The blood never washed out completely from my shirt.

That afternoon, Grandpa took me outside the village, to see the fertile fields.

“Don’t begrudge the old fool,” he said. “The old are jealous of the young. The living are frightened of the dying. But sooner or later they all converge.”

Stalks of plentiful wheat splashed with the wind around us. We had waded in a sea of gold. Grandpa broke off an ear and munched on the grains. His eyes watered, but he gave no sign he was ashamed.

“This land was ours once,” he said. “A hundred acres.”

I didn’t have to ask him who owned the land now. Even at six, I knew.

But then, two years later, the Communist Party collapsed. And a few years after that, when I was a sophomore in high school, a package arrived from Bulgaria — a short letter and a box for matches. Inside the matchbox lay a pinch of soil. Our land had been returned.

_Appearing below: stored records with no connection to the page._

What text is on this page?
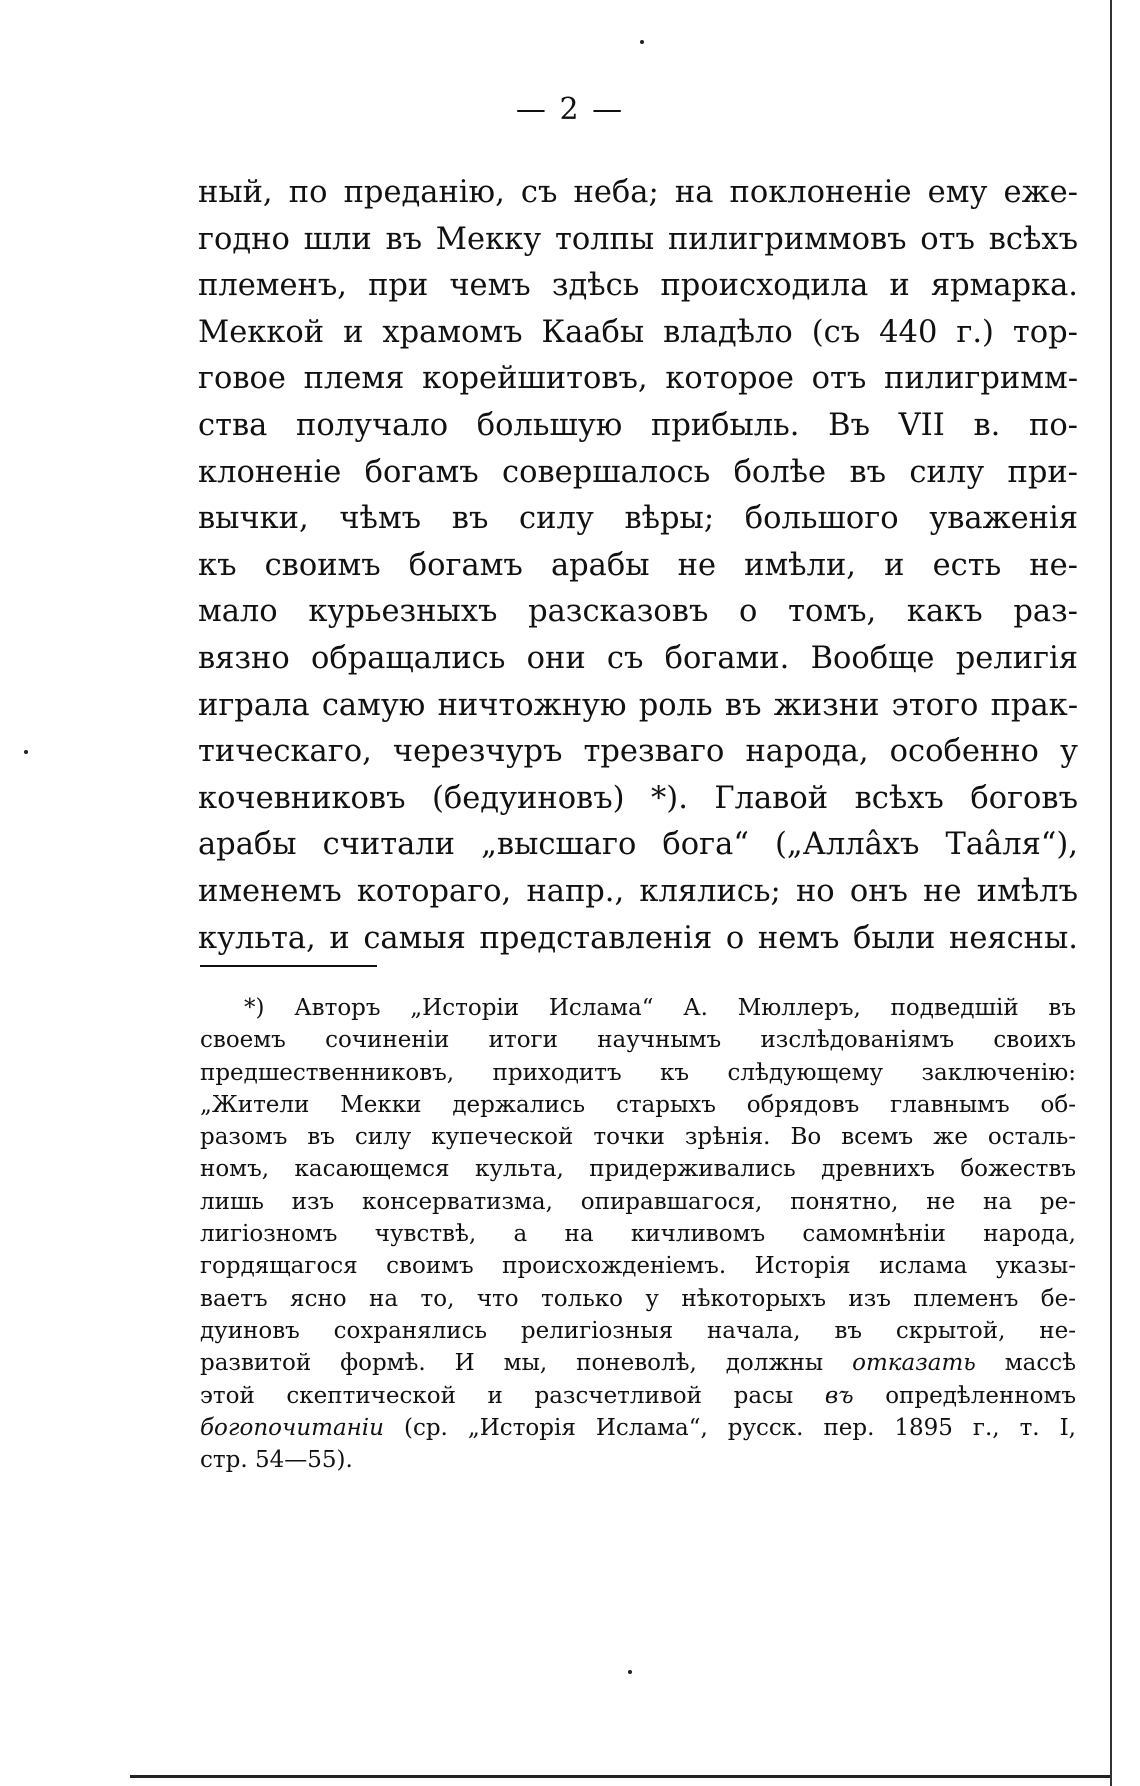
— 2 —
ный, по преданію, съ неба; на поклоненіе ему ежe-
годно шли въ Мекку толпы пилигриммовъ отъ всѣхъ
племенъ, при чемъ здѣсь происходила и ярмарка.
Меккой и храмомъ Каабы владѣло (съ 440 г.) тор-
говое племя корейшитовъ, которое отъ пилигримм-
ства получало большую прибыль. Въ VII в. по-
клоненіе богамъ совершалось болѣе въ силу при-
вычки, чѣмъ въ силу вѣры; большого уваженія
къ своимъ богамъ арабы не имѣли, и есть не-
мало курьезныхъ разсказовъ о томъ, какъ раз-
вязно обращались они съ богами. Вообще религія
играла самую ничтожную роль въ жизни этого прак-
тическаго, черезчуръ трезваго народа, особенно у
кочевниковъ (бедуиновъ) *). Главой всѣхъ боговъ
арабы считали „высшаго бога“ („Аллâхъ Таâля“),
именемъ котораго, напр., клялись; но онъ не имѣлъ
культа, и самыя представленія о немъ были неясны.
*) Авторъ „Исторіи Ислама“ А. Мюллеръ, подведшій въ
своемъ сочиненіи итоги научнымъ изслѣдованіямъ своихъ
предшественниковъ, приходитъ къ слѣдующему заключенію:
„Жители Мекки держались старыхъ обрядовъ главнымъ об-
разомъ въ силу купеческой точки зрѣнія. Во всемъ же осталь-
номъ, касающемся культа, придерживались древнихъ божествъ
лишь изъ консерватизма, опиравшагося, понятно, не на ре-
лигіозномъ чувствѣ, а на кичливомъ самомнѣніи народа,
гордящагося своимъ происхожденіемъ. Исторія ислама указы-
ваетъ ясно на то, что только у нѣкоторыхъ изъ племенъ бе-
дуиновъ сохранялись религіозныя начала, въ скрытой, не-
развитой формѣ. И мы, поневолѣ, должны отказать массѣ
этой скептической и разсчетливой расы въ опредѣленномъ
богопочитаніи (ср. „Исторія Ислама“, русск. пер. 1895 г., т. I,
стр. 54—55).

It was this land, or at least my share of twenty acres, that now I had returned to sell.

FIVE

THE ENDLESS THRACIAN FIELD had ended. Its flatness had been replaced by oaks in youthful foliage — tall, venerable trees keeping watch, like sentries to the mountain. There was no more sand in the air. Rusty patches were scattered across the road, which snaked gently upward through the hills of the Strandja and grew narrower the higher we climbed. The holes turned to fissures, the fissures to crevasses, and soon we crossed entire stretches where the pavement had been eroded and washed away by rain. Each time the bus sank in a fissure, my teeth buzzed. The dentures of the old men and women chattered like the bills of giant birds, and for an instant I remembered how, many years ago, all passengers, my parents and I included, had clapped when the pilot landed the Boeing safely on the Ontario runway. A moment was repeating itself. And with the chatter of teeth and dentures we entered Klisura.

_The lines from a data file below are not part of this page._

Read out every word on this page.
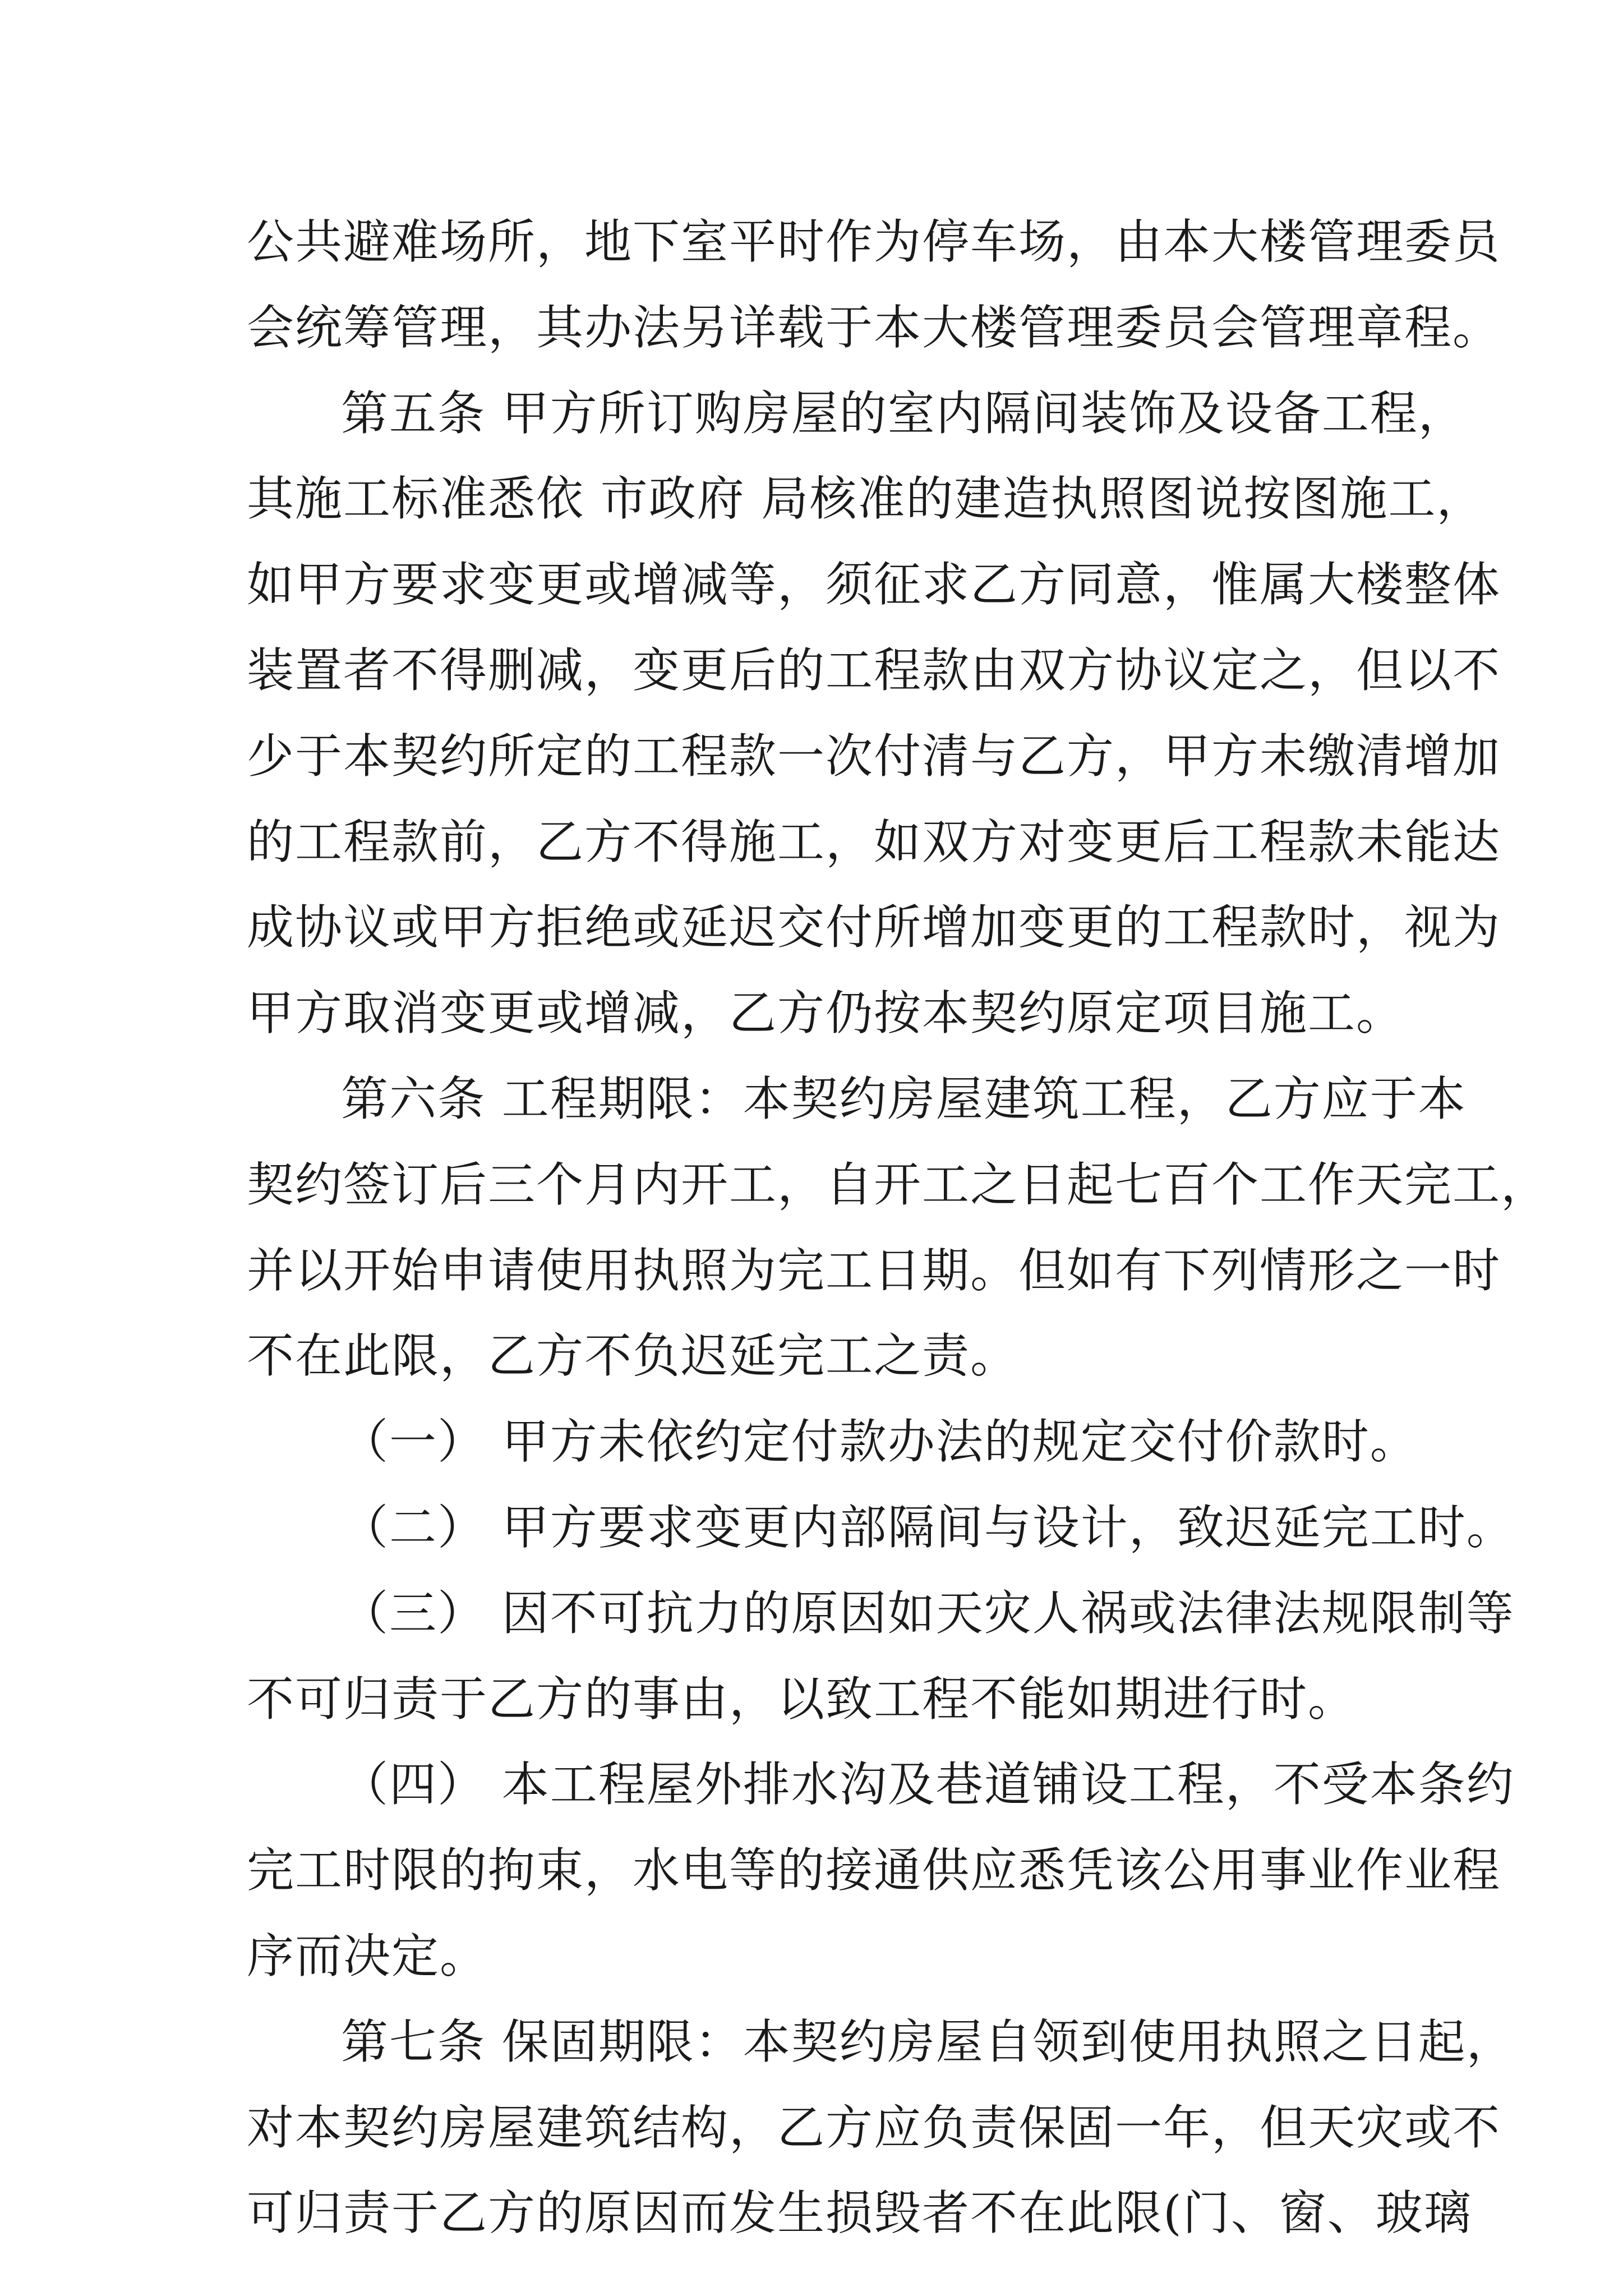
公共避难场所，地下室平时作为停车场，由本大楼管理委员
会统筹管理，其办法另详载于本大楼管理委员会管理章程。
第五条 甲方所订购房屋的室内隔间装饰及设备工程，
其施工标准悉依 市政府 局核准的建造执照图说按图施工，
如甲方要求变更或增减等，须征求乙方同意，惟属大楼整体
装置者不得删减，变更后的工程款由双方协议定之，但以不
少于本契约所定的工程款一次付清与乙方，甲方未缴清增加
的工程款前，乙方不得施工，如双方对变更后工程款未能达
成协议或甲方拒绝或延迟交付所增加变更的工程款时，视为
甲方取消变更或增减，乙方仍按本契约原定项目施工。
第六条 工程期限：本契约房屋建筑工程，乙方应于本
契约签订后三个月内开工，自开工之日起七百个工作天完工，
并以开始申请使用执照为完工日期。但如有下列情形之一时
不在此限，乙方不负迟延完工之责。
（一） 甲方未依约定付款办法的规定交付价款时。
（二） 甲方要求变更内部隔间与设计，致迟延完工时。
（三） 因不可抗力的原因如天灾人祸或法律法规限制等
不可归责于乙方的事由，以致工程不能如期进行时。
（四） 本工程屋外排水沟及巷道铺设工程，不受本条约
完工时限的拘束，水电等的接通供应悉凭该公用事业作业程
序而决定。
第七条 保固期限：本契约房屋自领到使用执照之日起，
对本契约房屋建筑结构，乙方应负责保固一年，但天灾或不
可归责于乙方的原因而发生损毁者不在此限(门、窗、玻璃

I was last to step out at the small square. The sun, though past its peak, was still high above the hills. A strong gust threw the smell of smoke in my face. Even from here I could hear the wind whistling in the treetops. Up the road, Red Mustache limped toward his home, holding his cap so the gusts wouldn’t steal it. Falling behind, ten, fifteen, twenty feet, the woman in black carried not just her basket but also his tarpaulin sack on her back. Two veiled, shalwared women who’d ridden the bus with us were making their way in the opposite direction, across a rusted bridge over a river whose waters I heard but couldn’t see.

“I bet you are that boy,” someone said behind me. The old man was smoking on the curb and with each gust the tip of his cigarette glowed brighter. The chicken flapped under his armpit and he stroked its feathers. “The one who never calls.”